Related Wiki Articles
- National Homes for Disabled Soldiers
- US Military Old Soldier Home Records lists known federal and state soldier homes; cites records.
- United States, Records of Headstones Provided Deceased Union Civil War Veterans (FamilySearch Historical Records)
Contributions to This Article
| We welcome user additions to FamilySearch Historical Records wiki articles. We are looking for additional information that will help readers understand the topic and better use the available records. We also need translations for collection titles and images in articles about records written in languages other than English. For specific needs, please visit WikiProject FamilySearch Records. |
Please follow these guidelines as you make changes. Thank you for any contributions you may provide.

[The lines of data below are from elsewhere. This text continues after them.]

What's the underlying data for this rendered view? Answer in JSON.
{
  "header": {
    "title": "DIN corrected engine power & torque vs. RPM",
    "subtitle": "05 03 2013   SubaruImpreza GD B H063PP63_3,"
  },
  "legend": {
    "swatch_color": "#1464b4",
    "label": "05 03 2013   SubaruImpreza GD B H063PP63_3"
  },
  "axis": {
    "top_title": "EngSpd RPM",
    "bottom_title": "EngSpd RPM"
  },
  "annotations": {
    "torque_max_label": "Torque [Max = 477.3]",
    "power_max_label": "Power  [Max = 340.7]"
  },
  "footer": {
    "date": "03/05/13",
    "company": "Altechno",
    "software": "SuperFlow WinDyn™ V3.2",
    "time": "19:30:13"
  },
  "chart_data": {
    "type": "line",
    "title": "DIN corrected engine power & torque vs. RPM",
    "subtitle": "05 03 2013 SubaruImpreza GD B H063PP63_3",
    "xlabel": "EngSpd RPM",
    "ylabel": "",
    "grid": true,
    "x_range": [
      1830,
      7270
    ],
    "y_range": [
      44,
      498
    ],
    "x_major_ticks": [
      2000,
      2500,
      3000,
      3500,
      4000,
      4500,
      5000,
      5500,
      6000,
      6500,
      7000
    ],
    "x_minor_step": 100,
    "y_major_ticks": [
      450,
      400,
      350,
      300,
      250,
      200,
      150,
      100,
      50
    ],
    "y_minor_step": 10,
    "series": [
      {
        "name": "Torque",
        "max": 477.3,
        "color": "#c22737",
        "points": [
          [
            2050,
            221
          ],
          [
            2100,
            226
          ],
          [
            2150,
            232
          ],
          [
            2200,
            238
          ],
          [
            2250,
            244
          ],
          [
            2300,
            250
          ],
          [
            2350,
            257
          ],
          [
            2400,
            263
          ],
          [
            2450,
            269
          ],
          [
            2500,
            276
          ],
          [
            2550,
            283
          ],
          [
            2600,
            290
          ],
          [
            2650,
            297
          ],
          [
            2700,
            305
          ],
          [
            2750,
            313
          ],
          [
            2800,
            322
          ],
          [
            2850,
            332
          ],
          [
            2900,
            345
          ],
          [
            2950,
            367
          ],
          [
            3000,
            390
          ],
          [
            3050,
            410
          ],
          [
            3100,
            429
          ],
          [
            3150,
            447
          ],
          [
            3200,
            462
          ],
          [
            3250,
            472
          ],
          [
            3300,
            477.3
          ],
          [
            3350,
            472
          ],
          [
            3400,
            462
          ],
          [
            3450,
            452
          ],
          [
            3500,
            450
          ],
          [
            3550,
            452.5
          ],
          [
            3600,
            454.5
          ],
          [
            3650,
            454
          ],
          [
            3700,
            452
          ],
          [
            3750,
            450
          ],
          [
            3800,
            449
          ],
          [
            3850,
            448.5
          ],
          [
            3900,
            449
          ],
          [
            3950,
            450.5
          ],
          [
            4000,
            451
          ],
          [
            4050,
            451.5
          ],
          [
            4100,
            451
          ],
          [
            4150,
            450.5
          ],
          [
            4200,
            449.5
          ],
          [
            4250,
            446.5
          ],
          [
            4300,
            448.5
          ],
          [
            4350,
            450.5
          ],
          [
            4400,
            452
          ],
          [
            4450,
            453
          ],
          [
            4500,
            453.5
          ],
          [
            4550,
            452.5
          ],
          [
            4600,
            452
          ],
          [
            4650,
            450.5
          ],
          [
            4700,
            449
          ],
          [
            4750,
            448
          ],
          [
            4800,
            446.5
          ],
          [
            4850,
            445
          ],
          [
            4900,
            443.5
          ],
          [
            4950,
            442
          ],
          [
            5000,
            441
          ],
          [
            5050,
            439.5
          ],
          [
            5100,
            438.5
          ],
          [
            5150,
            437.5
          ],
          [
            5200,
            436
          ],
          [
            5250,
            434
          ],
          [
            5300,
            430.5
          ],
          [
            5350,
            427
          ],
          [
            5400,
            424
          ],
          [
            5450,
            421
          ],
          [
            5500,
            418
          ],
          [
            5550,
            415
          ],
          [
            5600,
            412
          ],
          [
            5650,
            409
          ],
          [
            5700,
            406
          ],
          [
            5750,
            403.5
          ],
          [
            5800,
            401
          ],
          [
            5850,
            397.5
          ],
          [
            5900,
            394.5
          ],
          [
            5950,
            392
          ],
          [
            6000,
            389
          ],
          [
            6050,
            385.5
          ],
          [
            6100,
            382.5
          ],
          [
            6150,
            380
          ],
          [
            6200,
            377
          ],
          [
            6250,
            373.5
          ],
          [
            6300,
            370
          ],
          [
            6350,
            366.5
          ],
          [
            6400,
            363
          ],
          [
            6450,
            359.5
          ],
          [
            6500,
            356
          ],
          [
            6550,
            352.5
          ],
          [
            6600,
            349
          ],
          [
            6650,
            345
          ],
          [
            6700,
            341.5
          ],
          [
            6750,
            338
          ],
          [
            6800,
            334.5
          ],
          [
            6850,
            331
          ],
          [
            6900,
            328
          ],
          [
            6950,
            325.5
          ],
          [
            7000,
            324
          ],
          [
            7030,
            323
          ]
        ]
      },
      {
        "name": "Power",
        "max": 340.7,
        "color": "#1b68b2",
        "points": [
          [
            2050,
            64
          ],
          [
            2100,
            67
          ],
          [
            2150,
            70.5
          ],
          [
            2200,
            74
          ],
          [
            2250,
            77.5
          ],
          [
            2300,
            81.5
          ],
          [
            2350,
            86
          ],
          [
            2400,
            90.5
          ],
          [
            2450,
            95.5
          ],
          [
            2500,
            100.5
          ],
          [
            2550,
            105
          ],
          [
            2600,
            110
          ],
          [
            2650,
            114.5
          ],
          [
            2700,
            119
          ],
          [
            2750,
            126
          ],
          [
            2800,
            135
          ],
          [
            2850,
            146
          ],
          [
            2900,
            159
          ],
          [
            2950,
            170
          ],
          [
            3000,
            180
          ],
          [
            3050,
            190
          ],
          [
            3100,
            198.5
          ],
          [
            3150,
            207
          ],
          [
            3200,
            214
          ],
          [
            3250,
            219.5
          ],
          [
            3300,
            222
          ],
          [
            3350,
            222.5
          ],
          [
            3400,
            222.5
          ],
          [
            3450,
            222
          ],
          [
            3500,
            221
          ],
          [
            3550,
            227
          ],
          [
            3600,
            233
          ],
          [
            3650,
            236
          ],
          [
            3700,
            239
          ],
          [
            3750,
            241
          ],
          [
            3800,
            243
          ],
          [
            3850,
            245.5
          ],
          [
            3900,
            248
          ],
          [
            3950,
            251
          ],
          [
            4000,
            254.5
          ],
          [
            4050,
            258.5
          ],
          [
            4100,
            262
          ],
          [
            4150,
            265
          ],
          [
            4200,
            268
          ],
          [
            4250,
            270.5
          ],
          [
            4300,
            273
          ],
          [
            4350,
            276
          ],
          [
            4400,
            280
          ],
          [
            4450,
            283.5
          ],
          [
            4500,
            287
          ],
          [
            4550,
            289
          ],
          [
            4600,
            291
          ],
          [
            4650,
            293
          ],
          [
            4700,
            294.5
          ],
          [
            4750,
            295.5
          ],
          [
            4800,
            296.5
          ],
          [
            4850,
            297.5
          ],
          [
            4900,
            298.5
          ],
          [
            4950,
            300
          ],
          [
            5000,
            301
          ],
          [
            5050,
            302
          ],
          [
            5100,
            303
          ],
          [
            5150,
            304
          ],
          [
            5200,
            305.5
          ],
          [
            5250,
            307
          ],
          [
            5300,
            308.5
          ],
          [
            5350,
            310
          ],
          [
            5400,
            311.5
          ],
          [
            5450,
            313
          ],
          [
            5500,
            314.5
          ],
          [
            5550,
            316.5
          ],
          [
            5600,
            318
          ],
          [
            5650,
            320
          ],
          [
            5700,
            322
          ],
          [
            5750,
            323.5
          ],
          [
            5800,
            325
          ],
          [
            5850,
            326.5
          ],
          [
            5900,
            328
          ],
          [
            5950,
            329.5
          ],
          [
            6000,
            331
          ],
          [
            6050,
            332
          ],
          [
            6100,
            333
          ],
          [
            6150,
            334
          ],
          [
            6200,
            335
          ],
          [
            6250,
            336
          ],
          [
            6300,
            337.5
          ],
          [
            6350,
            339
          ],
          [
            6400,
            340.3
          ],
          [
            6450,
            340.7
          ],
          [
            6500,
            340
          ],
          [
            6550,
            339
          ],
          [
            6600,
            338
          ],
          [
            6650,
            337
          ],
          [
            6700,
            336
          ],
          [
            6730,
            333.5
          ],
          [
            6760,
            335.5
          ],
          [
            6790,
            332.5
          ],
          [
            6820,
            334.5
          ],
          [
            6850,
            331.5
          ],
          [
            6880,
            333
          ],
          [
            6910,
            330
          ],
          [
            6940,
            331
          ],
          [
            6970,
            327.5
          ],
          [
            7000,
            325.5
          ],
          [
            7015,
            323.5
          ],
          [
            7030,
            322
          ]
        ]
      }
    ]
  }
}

Citing FamilySearch Historical Collections
When you copy information from a record, you should list where you found the information. This will help you or others to find the record again. It is also good to keep track of records where you did not find information, including the names of the people you looked for in the records.
Citation Example for a Record Found in This Collection
"United States, National Homes for Disable Volunteer Soldiers, 1866-1938" index and images FamilySearch, (https://familysearch.org/pal:/MM9.1.1/V4X6-JQK : accessed 03 July 2012), Alfred G. Henderickson, 11 September 1899; citing United States Military Records, Federal Archives and Records Center, Washington D.C., United States.
A suggested format for keeping track of records that you have searched is found in the wiki article Help:How to Cite FamilySearch Collections.